The right to inspect a Will with­out a court order and pri­or to pro­bate being granted


In brief — Access to Wills under the Suc­ces­sion Act

Since the Suc­ces­sion Act was intro­duced in NSW, pro­vi­sions have been in place enti­tling cer­tain peo­ple to inspect Wills. This is the case pri­or to pro­bate being grant­ed and with­out a court order. Any­one hold­ing a Will on behalf of a deceased per­son must prompt­ly and prop­er­ly com­ply if there are oblig­a­tions to pro­vide access to the Will.


What doc­u­ments can be inspected?

A per­son who has pos­ses­sion or con­trol of the Will of the deceased per­son must allow cer­tain indi­vid­u­als to inspect or be giv­en copies of a Will. This includes not only an orig­i­nal Will, but any pre­vi­ous Wills and any doc­u­ments pur­port­ing to be a Will.

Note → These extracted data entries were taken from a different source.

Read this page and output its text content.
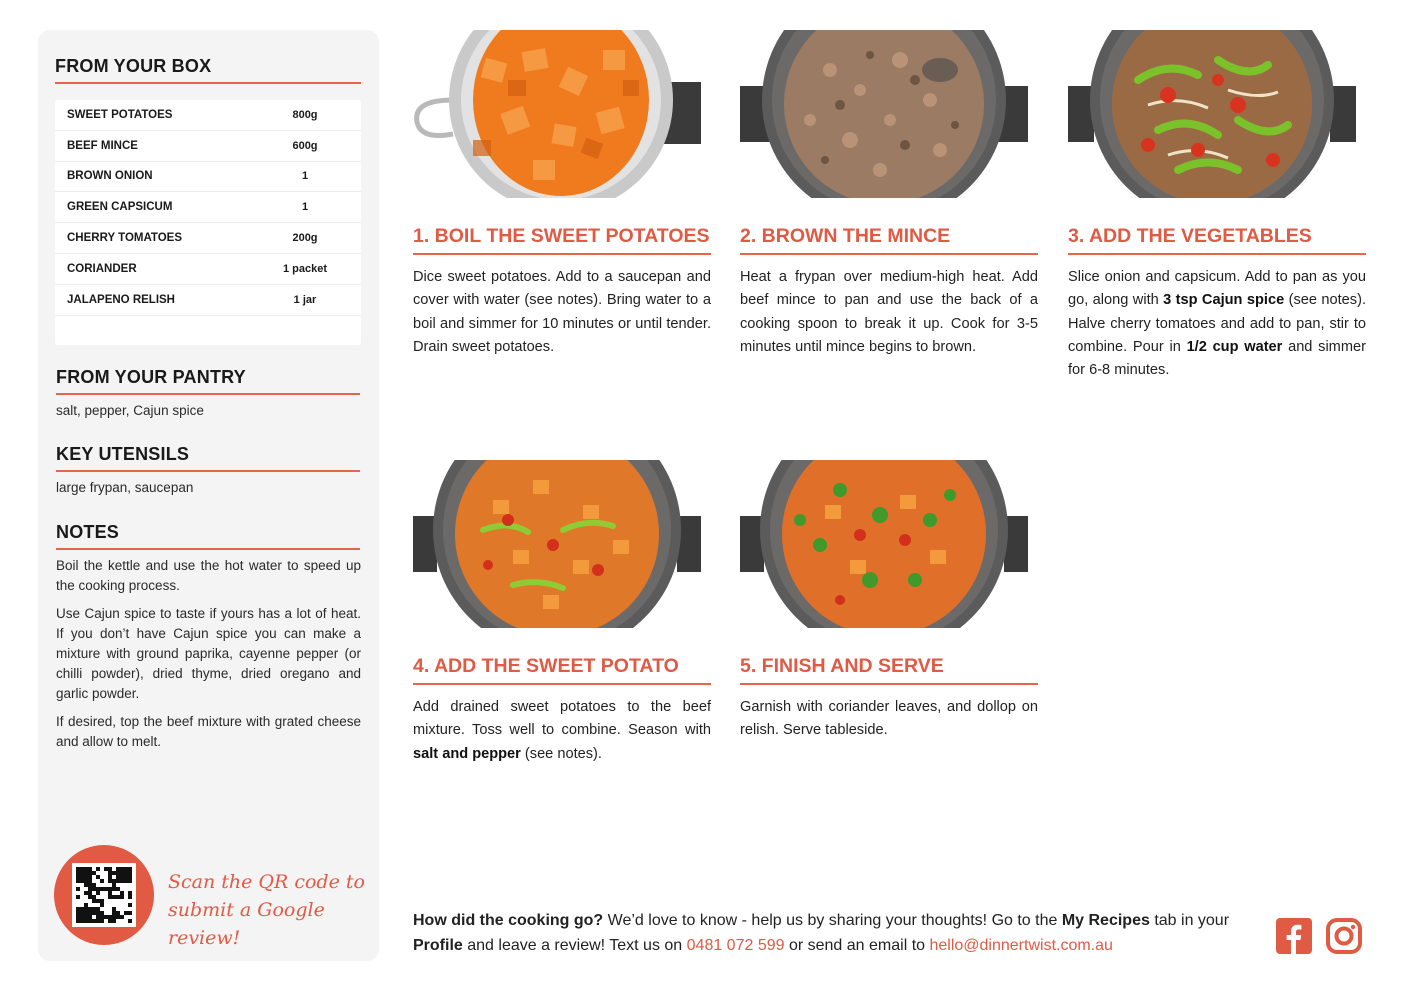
FROM YOUR BOX
SWEET POTATOES	800g
BEEF MINCE	600g
BROWN ONION	1
GREEN CAPSICUM	1
CHERRY TOMATOES	200g
CORIANDER	1 packet
JALAPENO RELISH	1 jar
FROM YOUR PANTRY
salt, pepper, Cajun spice
KEY UTENSILS
large frypan, saucepan
NOTES

Boil the kettle and use the hot water to speed up the cooking process.

Use Cajun spice to taste if yours has a lot of heat. If you don’t have Cajun spice you can make a mixture with ground paprika, cayenne pepper (or chilli powder), dried thyme, dried oregano and garlic powder.

If desired, top the beef mixture with grated cheese and allow to melt.

Scan the QR code to
submit a Google review!
1. BOIL THE SWEET POTATOES
Dice sweet potatoes. Add to a saucepan and cover with water (see notes). Bring water to a boil and simmer for 10 minutes or until tender. Drain sweet potatoes.
2. BROWN THE MINCE
Heat a frypan over medium-high heat. Add beef mince to pan and use the back of a cooking spoon to break it up. Cook for 3-5 minutes until mince begins to brown.
3. ADD THE VEGETABLES
Slice onion and capsicum. Add to pan as you go, along with 3 tsp Cajun spice (see notes). Halve cherry tomatoes and add to pan, stir to combine. Pour in 1/2 cup water and simmer for 6-8 minutes.
4. ADD THE SWEET POTATO
Add drained sweet potatoes to the beef mixture. Toss well to combine. Season with salt and pepper (see notes).
5. FINISH AND SERVE
Garnish with coriander leaves, and dollop on relish. Serve tableside.
How did the cooking go? We’d love to know - help us by sharing your thoughts! Go to the My Recipes tab in your Profile and leave a review! Text us on 0481 072 599 or send an email to hello@dinnertwist.com.au
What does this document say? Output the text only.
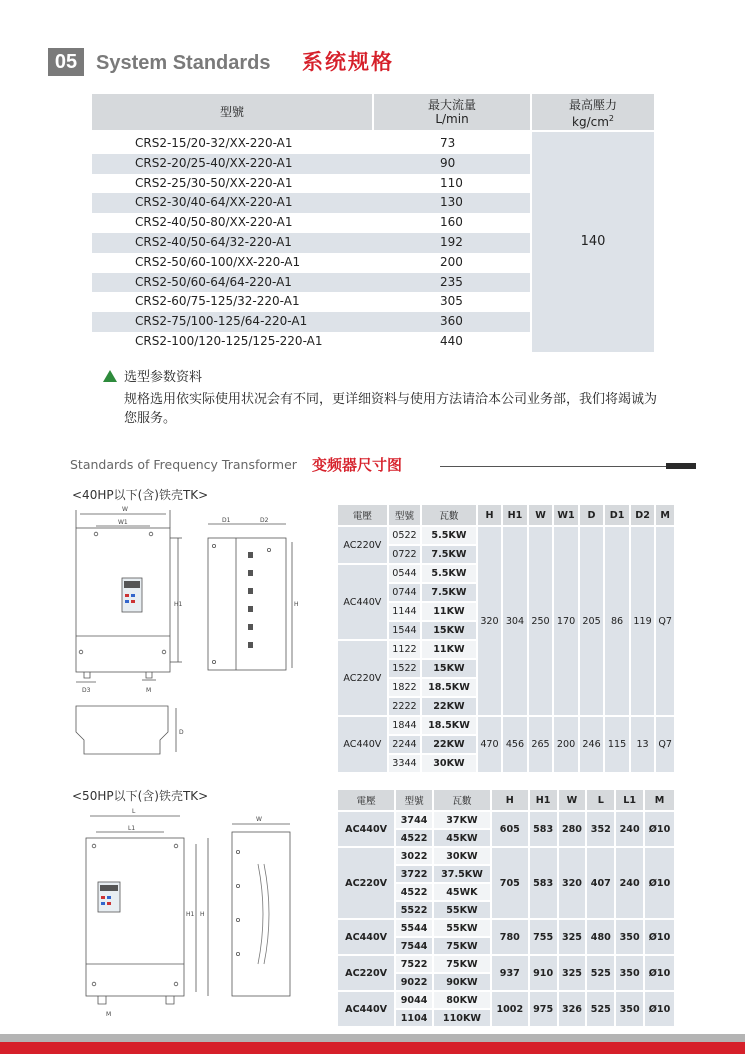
05 System Standards 系统规格
型號	最大流量
L/min
最高壓力
$kg/cm^2$
140
CRS2-15/20-32/XX-220-A1	73
CRS2-20/25-40/XX-220-A1	90
CRS2-25/30-50/XX-220-A1	110
CRS2-30/40-64/XX-220-A1	130
CRS2-40/50-80/XX-220-A1	160
CRS2-40/50-64/32-220-A1	192
CRS2-50/60-100/XX-220-A1	200
CRS2-50/60-64/64-220-A1	235
CRS2-60/75-125/32-220-A1	305
CRS2-75/100-125/64-220-A1	360
CRS2-100/120-125/125-220-A1	440
选型参数资料
规格选用依实际使用状况会有不同，更详细资料与使用方法请洽本公司业务部，我们将竭诚为您服务。
Standards of Frequency Transformer 变频器尺寸图
<40HP以下(含)铁壳TK>
<50HP以下(含)铁壳TK>
W
W1
H1	H
D1	D2
D3	M
D
L
L1
H1 H
W
M
電壓	型號	瓦數	H	H1	W	W1	D	D1	D2	M
AC220V	0522	5.5KW	320	304	250	170	205	86	119	Q7
	0722	7.5KW								
AC440V	0544	5.5KW								
	0744	7.5KW								
	1144	11KW								
	1544	15KW								
AC220V	1122	11KW								
	1522	15KW								
	1822	18.5KW								
	2222	22KW								
AC440V	1844	18.5KW	470	456	265	200	246	115	13	Q7
	2244	22KW								
	3344	30KW								
電壓	型號	瓦數	H	H1	W	L	L1	M
AC440V	3744	37KW	605	583	280	352	240	Ø10
	4522	45KW						
AC220V	3022	30KW	705	583	320	407	240	Ø10
	3722	37.5KW						
	4522	45WK						
	5522	55KW						
AC440V	5544	55KW	780	755	325	480	350	Ø10
	7544	75KW						
AC220V	7522	75KW	937	910	325	525	350	Ø10
	9022	90KW						
AC440V	9044	80KW	1002	975	326	525	350	Ø10
	1104	110KW						
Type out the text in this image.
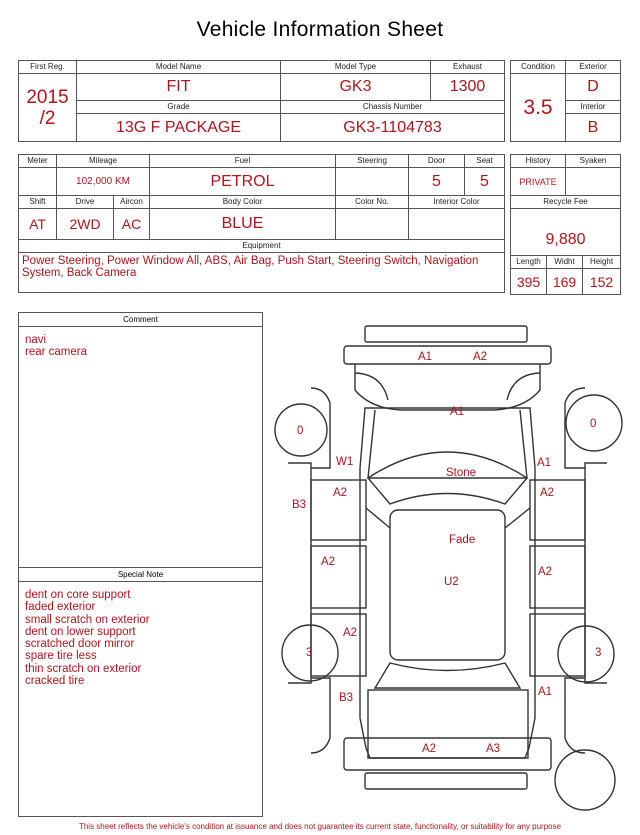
Vehicle Information Sheet
First Reg.	Model Name	Model Type	Exhaust

2015
/2	FIT	GK3	1300
	Grade	Chassis Number	
	13G F PACKAGE	GK3-1104783	
Condition	Exterior
3.5	D
	Interior
	B
Meter	Mileage		Fuel	Steering	Door	Seat
	102,000 KM		PETROL		5	5
Shift	Drive	Aircon	Body Color	Color No.	Interior Color	
AT	2WD	AC	BLUE			
Equipment						
Power Steering, Power Window All, ABS, Air Bag, Push Start, Steering Switch, Navigation System, Back Camera						
History		Syaken	
PRIVATE			
Recycle Fee			
9,880			
Length	Widht		Height
395	169		152
Comment
navi
rear camera
Special Note
dent on core support
faded exterior
small scratch on exterior
dent on lower support
scratched door mirror
spare tire less
thin scratch on exterior
cracked tire
A1	A2
A1
0
0
W1
Stone
A1
A2	A2
B3
Fade
A2
A2
U2
A2
3	3
B3	A1
A2	A3
This sheet reflects the vehicle's condition at issuance and does not guarantee its current state, functionality, or suitability for any purpose
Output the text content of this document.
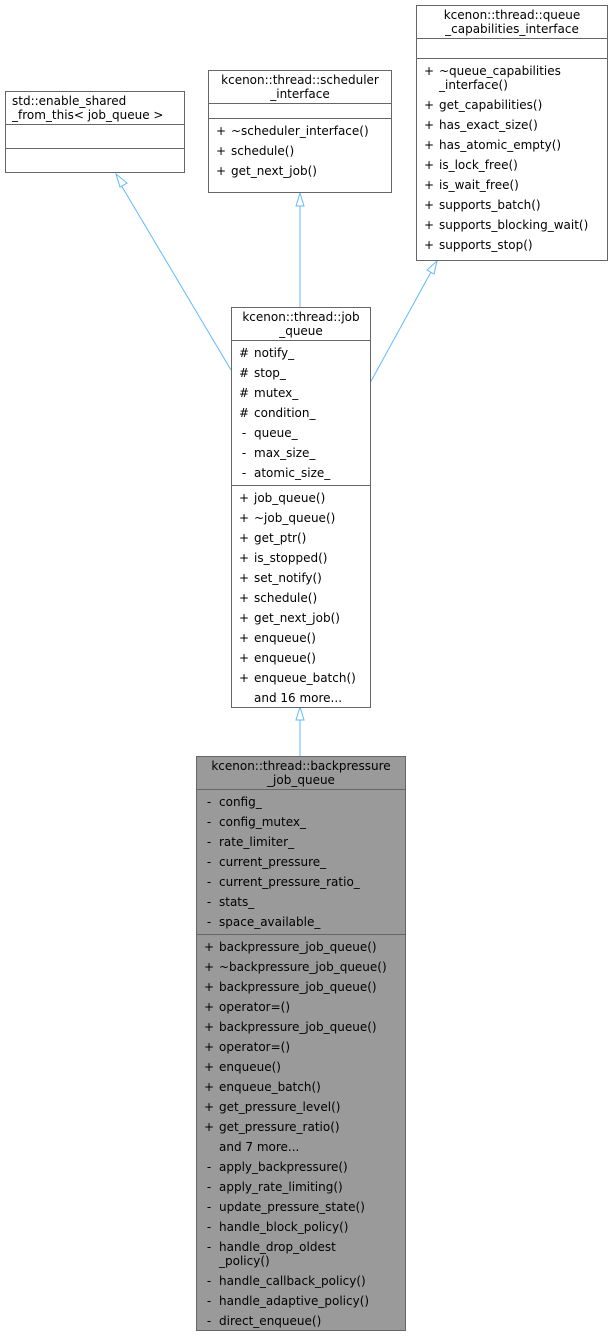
std::enable_shared
_from_this< job_queue >
kcenon::thread::scheduler
_interface
+ ~scheduler_interface()
+ schedule()
+ get_next_job()
kcenon::thread::queue
_capabilities_interface
+ ~queue_capabilities
_interface()
+ get_capabilities()
+ has_exact_size()
+ has_atomic_empty()
+ is_lock_free()
+ is_wait_free()
+ supports_batch()
+ supports_blocking_wait()
+ supports_stop()
kcenon::thread::job
_queue
# notify_
# stop_
# mutex_
# condition_
- queue_
- max_size_
- atomic_size_
+ job_queue()
+ ~job_queue()
+ get_ptr()
+ is_stopped()
+ set_notify()
+ schedule()
+ get_next_job()
+ enqueue()
+ enqueue()
+ enqueue_batch()
and 16 more...
kcenon::thread::backpressure
_job_queue
- config_
- config_mutex_
- rate_limiter_
- current_pressure_
- current_pressure_ratio_
- stats_
- space_available_
+ backpressure_job_queue()
+ ~backpressure_job_queue()
+ backpressure_job_queue()
+ operator=()
+ backpressure_job_queue()
+ operator=()
+ enqueue()
+ enqueue_batch()
+ get_pressure_level()
+ get_pressure_ratio()
and 7 more...
- apply_backpressure()
- apply_rate_limiting()
- update_pressure_state()
- handle_block_policy()
- handle_drop_oldest
_policy()
- handle_callback_policy()
- handle_adaptive_policy()
- direct_enqueue()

Per­sons who can inspect a Will

Per­sons who can request access to a Will are:

  • Any per­son named or referred to in the Will, whether as a ben­e­fi­cia­ry or not
  • Any per­son named or referred to in an ear­li­er Will as a ben­e­fi­cia­ry of the deceased person
  • A sur­viv­ing spouse, de fac­to part­ner (includ­ing same sex) or child of the deceased person
  • A par­ent or guardian of the deceased
  • Any per­son who would be enti­tled to a share of the estate of the deceased if the deceased per­son had died intes­tate (with­out a Will)
  • Any par­ent or guardian of a minor referred to in the Will or who would be enti­tled to a share of the estate of the deceased per­son if the deceased had died intestate
  • Any per­son (includ­ing a cred­i­tor) who has or may have a claim at law or in equi­ty against the estate of the deceased person
  • Any per­son com­mit­ted with the man­age­ment of the deceased person’s estate under the New South Wales Trustee & Guardian Act 2009 imme­di­ate­ly before the death of the deceased person
  • Any attor­ney under an endur­ing pow­er of attor­ney made by the deceased person
Why a per­son may wish to inspect a Will

There could be var­i­ous rea­sons why a per­son may wish to inspect a Will:

  • If there is a poten­tial dis­pute about who should apply for pro­bate or deal with the admin­is­tra­tion of the estate, for exam­ple, if the Will is unclear
  • If a per­son may be eli­gi­ble to make a fam­i­ly pro­vi­sion claim and wants to dis­cov­er prompt­ly whether the deceased has made ade­quate pro­vi­sion for him or her
  • A per­son may be seek­ing to chal­lenge the Will or the appoint­ment of the executors
  • A per­son may be seek­ing to chal­lenge the Will on grounds of tes­ta­men­tary capac­i­ty or undue influ­ence and may wish to access pre­vi­ous Wills to see if there is con­sis­ten­cy in the terms of the Wills
  • A cred­i­tor may wish to know whether the deceased had par­tic­u­lar assets and to whom the assets will be distributed

The pro­vi­sions of the Act now allow for inspec­tions of Wills to take place pri­or to any legal pro­ceed­ings being issued.

Sum­ma­ry — Poten­tial ben­e­fi­cia­ries and cred­i­tors should obtain legal advice

If a per­son is a poten­tial ben­e­fi­cia­ry or a cred­i­tor of a deceased estate, they should obtain legal advice as to whether it is pru­dent for them to request a copy of the Will before pro­bate is granted.